There are several significant stands of Tree-of-heaven growing along the banks of the Chadakoin River. A rigid eradication regime will need to start with targeted chemical treatment of each individual tree and requires ongoing monitoring and retreatment over the next 2-3 years, until all trees and their root systems are dead and can be removed.  

 

CWC has taken on a leadership role in restoring and activating the Chadakoin River.
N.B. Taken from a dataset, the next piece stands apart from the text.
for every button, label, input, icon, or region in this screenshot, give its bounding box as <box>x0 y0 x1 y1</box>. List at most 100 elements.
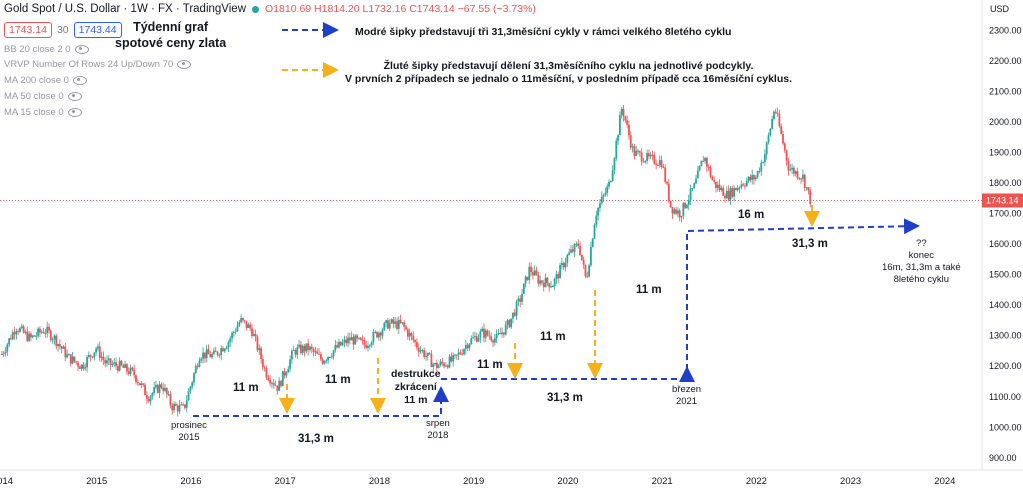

The first phase of a multi-year project was recently completed, supported by ARPA funds awarded by Jamestown’s City Council. The next phases focus on invasive species removal, revegetation of riverbanks with native plants, and development of a strategic plan for the river. CWC staff has mapped Tree-of-heaven stands in the project area and developed an invasive species management plan to address the existing threat of Tree-of-heaven and mitigate the potential threat of a Spotted Lanternfly invasion. Pro-actively investing in eradication of these harmful trees may spare us from a potentially devastating environmental and economic disaster down the road. 

 

Since Tree-of-heaven is a veritable Spotted Lanternfly magnet, the USDA Animal and Plant Health Inspection Service (APHIS) started monitoring a stand in 2021 to assess whether the bugs reached Jamestown yet. Trees were injected with a chemical that kills Lanternflies feeding on tree sap and a collecting tray was placed around the trunk. Fortunately, no Spotted Lanternflies have been detected yet, but we have to take action now!